A soft flutter from behind us made me jump. The four gargoyles emerged from their shadowy hiding place. They moved forward like one singular unit, their faces turned towards Sebastian. They approached the headstone where we were crouched.
I crept out. ‘What are you—’
Hugo’s hand clamped over my mouth. I grasped his wrist, starting to wrench him away, but then I saw the look on his face. I followed his stare towards the gargoyles. Their eyes had turned completely silver. The pupils were gone, and the irises spread to encompass the entire socket. My hand dropped, and Hugo released me.
They continued away from us, moving towards Sebastian in the same kind of stone-like trance. The chimeras hissed at their approach, fading back to the edges of the clearing. But the gargoyles didn’t even glance at them. They paused in front of Sebastian, and then with slow, graceful movements, each gargoyle went down on one knee and dipped their heads.
Ezzie tried to stand beside me. Hugo pulled her back down, but not without a struggle. ‘Oh no,’ he muttered fiercely. ‘You aren’t going anywhere.’
She struggled against him, but not with her full power. I could tell she was fighting the same battle on the inside. She clenched her teeth until whatever it was seemed to pass.
‘I’ve never experienced anything like this,’ she whispered, slumping against Hugo’s side like she’d just run a marathon. ‘Though I’m not shadowen anymore, enough remains inside me to feel the pull of La Gargouille.’ She shook her head. ‘The grotesques, the chimeras … even the gargoyles … they have no choice.
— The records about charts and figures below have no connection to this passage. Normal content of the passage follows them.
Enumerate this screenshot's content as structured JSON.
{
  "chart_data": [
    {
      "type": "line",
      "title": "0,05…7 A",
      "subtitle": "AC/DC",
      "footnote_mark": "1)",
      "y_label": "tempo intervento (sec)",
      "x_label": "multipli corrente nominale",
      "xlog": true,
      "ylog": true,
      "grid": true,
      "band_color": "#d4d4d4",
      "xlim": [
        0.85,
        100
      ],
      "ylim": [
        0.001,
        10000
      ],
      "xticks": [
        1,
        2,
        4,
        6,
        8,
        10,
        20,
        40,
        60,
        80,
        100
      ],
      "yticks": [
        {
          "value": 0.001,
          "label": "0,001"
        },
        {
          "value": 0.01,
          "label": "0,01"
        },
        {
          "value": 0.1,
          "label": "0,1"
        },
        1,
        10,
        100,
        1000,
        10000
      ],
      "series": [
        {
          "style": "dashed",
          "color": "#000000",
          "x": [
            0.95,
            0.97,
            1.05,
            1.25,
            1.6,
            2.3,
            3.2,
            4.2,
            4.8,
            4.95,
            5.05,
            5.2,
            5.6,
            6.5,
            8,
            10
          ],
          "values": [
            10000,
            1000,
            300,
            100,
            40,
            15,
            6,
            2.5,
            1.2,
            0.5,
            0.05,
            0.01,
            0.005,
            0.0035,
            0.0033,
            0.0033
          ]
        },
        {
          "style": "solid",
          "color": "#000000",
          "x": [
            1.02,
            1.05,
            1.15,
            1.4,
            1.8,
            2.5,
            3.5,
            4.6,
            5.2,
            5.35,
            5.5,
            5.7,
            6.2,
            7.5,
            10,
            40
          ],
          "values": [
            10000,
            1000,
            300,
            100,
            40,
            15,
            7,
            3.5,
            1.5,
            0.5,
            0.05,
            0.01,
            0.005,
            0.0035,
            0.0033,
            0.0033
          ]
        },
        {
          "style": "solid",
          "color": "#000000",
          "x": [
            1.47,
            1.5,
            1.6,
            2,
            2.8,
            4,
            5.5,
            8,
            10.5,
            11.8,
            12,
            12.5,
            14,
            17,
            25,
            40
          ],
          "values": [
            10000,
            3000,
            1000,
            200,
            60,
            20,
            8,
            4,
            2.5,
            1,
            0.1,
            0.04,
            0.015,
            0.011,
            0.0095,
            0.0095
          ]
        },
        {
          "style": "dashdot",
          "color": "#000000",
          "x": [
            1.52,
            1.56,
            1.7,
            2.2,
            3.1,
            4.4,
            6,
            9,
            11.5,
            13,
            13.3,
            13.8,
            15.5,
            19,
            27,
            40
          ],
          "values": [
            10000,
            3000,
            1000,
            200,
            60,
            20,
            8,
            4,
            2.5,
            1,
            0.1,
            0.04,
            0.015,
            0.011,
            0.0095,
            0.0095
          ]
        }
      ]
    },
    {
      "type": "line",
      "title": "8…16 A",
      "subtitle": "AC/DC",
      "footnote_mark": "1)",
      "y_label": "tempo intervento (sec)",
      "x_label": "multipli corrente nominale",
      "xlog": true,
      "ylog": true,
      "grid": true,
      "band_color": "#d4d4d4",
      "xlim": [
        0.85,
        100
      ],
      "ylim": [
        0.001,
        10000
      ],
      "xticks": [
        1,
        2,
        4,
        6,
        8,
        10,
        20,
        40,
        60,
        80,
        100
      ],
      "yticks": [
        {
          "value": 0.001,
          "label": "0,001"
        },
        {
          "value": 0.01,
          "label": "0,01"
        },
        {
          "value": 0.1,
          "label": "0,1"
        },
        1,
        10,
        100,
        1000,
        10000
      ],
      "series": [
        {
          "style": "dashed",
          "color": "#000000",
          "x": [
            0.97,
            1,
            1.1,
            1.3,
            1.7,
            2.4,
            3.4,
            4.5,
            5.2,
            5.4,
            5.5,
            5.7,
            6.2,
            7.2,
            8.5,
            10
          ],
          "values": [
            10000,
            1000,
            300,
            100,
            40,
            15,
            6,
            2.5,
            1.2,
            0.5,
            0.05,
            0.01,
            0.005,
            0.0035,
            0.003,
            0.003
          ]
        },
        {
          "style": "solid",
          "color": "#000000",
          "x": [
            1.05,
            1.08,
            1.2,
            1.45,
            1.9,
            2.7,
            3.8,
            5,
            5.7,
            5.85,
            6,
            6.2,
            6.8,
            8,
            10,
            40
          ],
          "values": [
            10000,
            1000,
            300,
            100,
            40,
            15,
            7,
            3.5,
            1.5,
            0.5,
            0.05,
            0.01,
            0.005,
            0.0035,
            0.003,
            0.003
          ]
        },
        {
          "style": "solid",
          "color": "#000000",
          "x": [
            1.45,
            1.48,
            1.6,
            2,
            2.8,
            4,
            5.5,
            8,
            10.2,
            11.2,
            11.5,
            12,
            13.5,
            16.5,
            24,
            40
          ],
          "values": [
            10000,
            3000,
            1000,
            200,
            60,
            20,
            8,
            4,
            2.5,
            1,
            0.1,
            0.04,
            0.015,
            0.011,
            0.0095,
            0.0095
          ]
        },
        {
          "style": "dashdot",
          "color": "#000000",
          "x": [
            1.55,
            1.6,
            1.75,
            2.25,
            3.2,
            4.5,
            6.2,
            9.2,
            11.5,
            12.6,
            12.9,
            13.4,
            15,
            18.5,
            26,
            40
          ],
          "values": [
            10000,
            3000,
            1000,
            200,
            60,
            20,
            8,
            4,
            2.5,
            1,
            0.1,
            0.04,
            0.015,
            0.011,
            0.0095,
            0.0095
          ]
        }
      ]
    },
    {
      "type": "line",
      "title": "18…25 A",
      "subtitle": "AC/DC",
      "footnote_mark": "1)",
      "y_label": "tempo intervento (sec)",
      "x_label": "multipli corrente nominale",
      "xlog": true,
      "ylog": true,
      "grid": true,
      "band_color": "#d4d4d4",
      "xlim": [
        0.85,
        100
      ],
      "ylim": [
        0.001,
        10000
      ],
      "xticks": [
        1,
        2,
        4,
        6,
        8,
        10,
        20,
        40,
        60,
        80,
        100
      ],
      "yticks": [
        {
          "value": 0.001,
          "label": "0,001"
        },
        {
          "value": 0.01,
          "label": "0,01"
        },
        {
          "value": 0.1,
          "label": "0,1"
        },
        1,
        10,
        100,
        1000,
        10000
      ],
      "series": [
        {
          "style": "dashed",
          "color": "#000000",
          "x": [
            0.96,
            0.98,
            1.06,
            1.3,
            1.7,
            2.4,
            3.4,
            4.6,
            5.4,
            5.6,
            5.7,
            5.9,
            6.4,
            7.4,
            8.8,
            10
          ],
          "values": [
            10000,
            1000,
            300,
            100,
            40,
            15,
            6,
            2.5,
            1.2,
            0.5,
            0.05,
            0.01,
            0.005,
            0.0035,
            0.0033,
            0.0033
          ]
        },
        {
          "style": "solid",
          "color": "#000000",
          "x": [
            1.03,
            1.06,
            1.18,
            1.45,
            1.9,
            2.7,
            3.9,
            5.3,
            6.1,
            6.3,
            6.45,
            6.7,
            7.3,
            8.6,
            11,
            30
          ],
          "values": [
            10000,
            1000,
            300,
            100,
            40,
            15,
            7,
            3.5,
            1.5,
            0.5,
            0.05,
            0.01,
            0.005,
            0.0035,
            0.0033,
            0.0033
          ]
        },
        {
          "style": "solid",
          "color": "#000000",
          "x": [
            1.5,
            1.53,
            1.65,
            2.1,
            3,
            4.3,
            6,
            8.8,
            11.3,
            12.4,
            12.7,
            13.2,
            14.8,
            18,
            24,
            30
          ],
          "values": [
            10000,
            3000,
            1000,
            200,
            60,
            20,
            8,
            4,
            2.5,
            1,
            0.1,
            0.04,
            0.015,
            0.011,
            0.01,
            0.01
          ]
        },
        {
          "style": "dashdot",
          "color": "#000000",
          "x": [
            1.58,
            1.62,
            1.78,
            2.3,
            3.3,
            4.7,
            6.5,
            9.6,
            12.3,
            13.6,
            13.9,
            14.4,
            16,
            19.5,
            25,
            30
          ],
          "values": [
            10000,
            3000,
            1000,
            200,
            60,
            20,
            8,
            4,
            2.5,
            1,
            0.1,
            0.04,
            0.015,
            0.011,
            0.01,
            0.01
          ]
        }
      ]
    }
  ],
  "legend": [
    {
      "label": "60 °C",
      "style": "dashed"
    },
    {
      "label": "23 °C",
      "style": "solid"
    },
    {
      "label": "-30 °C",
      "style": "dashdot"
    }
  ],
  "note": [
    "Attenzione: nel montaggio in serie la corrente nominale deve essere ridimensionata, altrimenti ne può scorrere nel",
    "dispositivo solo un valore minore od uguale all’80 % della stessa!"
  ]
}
His control is absolute.’
/> ‘And Augustine controls him,’ said Hugo, shaking his head. ‘He knew about Sebastian the whole time.’ His face became a storm cloud of fury. ‘This is my fault. I gave that traitor the tattoo. I was an idiot to even think he’d—’
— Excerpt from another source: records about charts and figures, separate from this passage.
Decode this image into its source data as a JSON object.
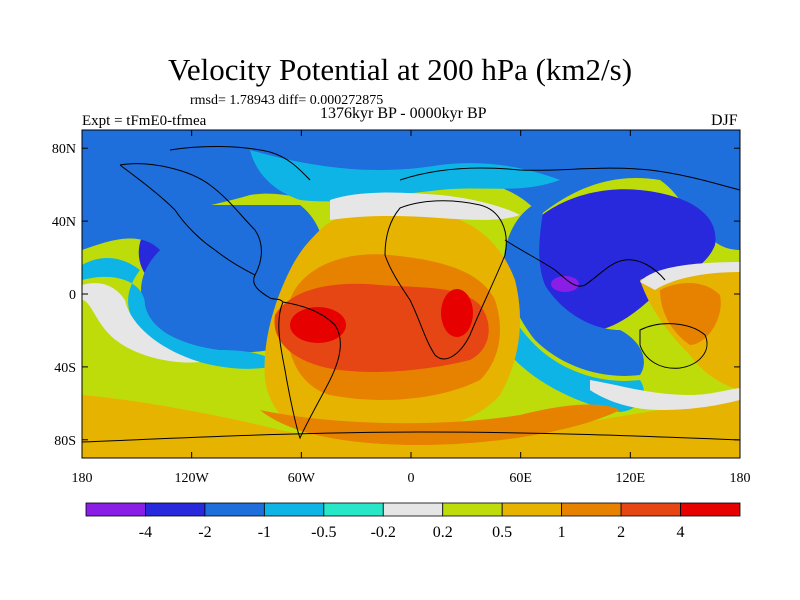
{
  "title": "Velocity Potential at 200 hPa (km2/s)",
  "stats": "rmsd= 1.78943 diff= 0.000272875",
  "experiment": "Expt = tFmE0-tfmea",
  "period": "1376kyr BP - 0000kyr BP",
  "season": "DJF",
  "axes": {
    "x_ticks": [
      {
        "label": "180",
        "lon": -180
      },
      {
        "label": "120W",
        "lon": -120
      },
      {
        "label": "60W",
        "lon": -60
      },
      {
        "label": "0",
        "lon": 0
      },
      {
        "label": "60E",
        "lon": 60
      },
      {
        "label": "120E",
        "lon": 120
      },
      {
        "label": "180",
        "lon": 180
      }
    ],
    "y_ticks": [
      {
        "label": "80N",
        "lat": 80
      },
      {
        "label": "40N",
        "lat": 40
      },
      {
        "label": "0",
        "lat": 0
      },
      {
        "label": "40S",
        "lat": -40
      },
      {
        "label": "80S",
        "lat": -80
      }
    ],
    "lon_range": [
      -180,
      180
    ],
    "lat_range": [
      -90,
      90
    ]
  },
  "colorbar": {
    "colors": [
      "#8a1ee6",
      "#2828dc",
      "#1e6edc",
      "#0fb4e6",
      "#28e6c8",
      "#e6e6e6",
      "#bedc0a",
      "#e6b400",
      "#e68200",
      "#e64614",
      "#e60000"
    ],
    "labels": [
      "-4",
      "-2",
      "-1",
      "-0.5",
      "-0.2",
      "0.2",
      "0.5",
      "1",
      "2",
      "4"
    ]
  },
  "palette": {
    "ocean_base": "#bedc0a",
    "strong_neg": "#2828dc",
    "mod_neg": "#1e6edc",
    "weak_neg": "#0fb4e6",
    "near_zero": "#e6e6e6",
    "weak_pos": "#e6b400",
    "mod_pos": "#e68200",
    "strong_pos": "#e64614",
    "max_pos": "#e60000",
    "min_neg": "#8a1ee6"
  }
}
‘Stop it,’ I snapped. My fear burned through my nerves. ‘Augustine would’ve found another way. He’s been working at this for years. If we sit here blaming ourselves, we may as well just give up.’ I looked at Ezzie. ‘Can you understand anything else Sebastian’s saying?’
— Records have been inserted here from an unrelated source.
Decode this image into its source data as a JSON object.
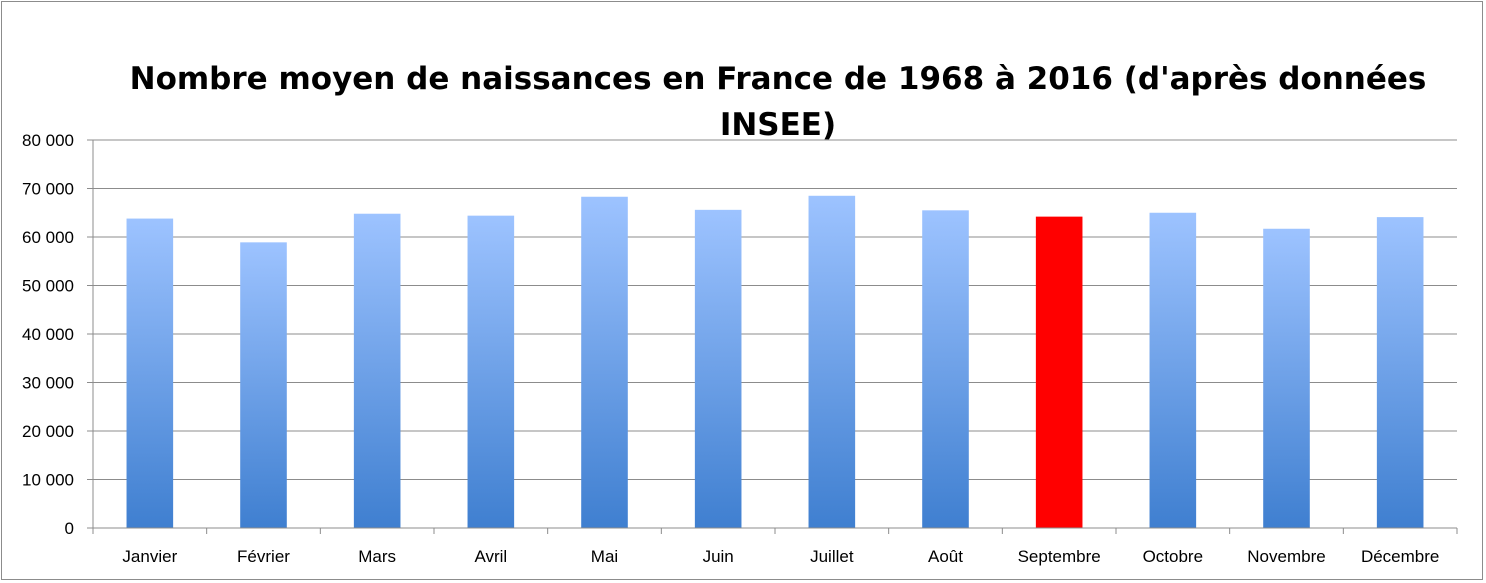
{
  "chart_data": {
    "type": "bar",
    "title": "Nombre moyen de naissances en France de 1968 à 2016 (d'après données INSEE)",
    "xlabel": "",
    "ylabel": "",
    "categories": [
      "Janvier",
      "Février",
      "Mars",
      "Avril",
      "Mai",
      "Juin",
      "Juillet",
      "Août",
      "Septembre",
      "Octobre",
      "Novembre",
      "Décembre"
    ],
    "values": [
      63800,
      58900,
      64800,
      64400,
      68300,
      65600,
      68500,
      65500,
      64200,
      65000,
      61700,
      64100
    ],
    "ylim": [
      0,
      80000
    ],
    "yticks": [
      0,
      10000,
      20000,
      30000,
      40000,
      50000,
      60000,
      70000,
      80000
    ],
    "ytick_labels": [
      "0",
      "10 000",
      "20 000",
      "30 000",
      "40 000",
      "50 000",
      "60 000",
      "70 000",
      "80 000"
    ],
    "grid": true,
    "legend": "none",
    "highlight_index": 8,
    "colors": {
      "bar_top": "#9dc3ff",
      "bar_bottom": "#3f7fd0",
      "highlight": "#ff0000",
      "grid": "#8c8c8c",
      "axis": "#8c8c8c"
    }
  }
}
Ezzie shook herself off and rose upright. ‘He’s ceased communicating. I think there might be …’
She sniffed the air, and a scowl twisted her features. She eased her head around the tombstone. We followed her movement. At first, I couldn’t see anything different. Sebastian remained where he was, head down. The chimeras and grotesques hissed and snarled in eerie succession, the unsettling noises filtering through the thick air.
Sebastian tucked his wings against his back and retreated, melting into the darkness at the edge of the clearing. The gargoyles rose to their feet and followed. The remaining shadowen silently disappeared into the trees until it seemed as though they’d never been there at all.
Augustine strolled to the center of the clearing and spread his arms wide. ‘So glad you could make it,’ he said.
Seven people wearing rich violet cloaks stepped into view from one of the graveled pathways. They lowered their hoods and followed a short, older woman into the center of the clearing. I cast a quick glance at Hugo and Ezzie. Their faces revealed what I’d already guessed.
The Sobrasi.
The woman halted in front of Augustine. ‘What have you done with our guardians?’
Augustine’s brows lifted. ‘You’ve misplaced your gargoyles? How very inconvenient for you. I’m sure they’ll be along shortly. After all, they’ve sworn to protect you.’
‘This is your last opportunity, Augustine,’ said the woman in a low, threatening tone. ‘You’ve proven yourself incapable of harnessing this one shadowen successfully thus far. We are beginning to doubt whether you truly have what you claim.’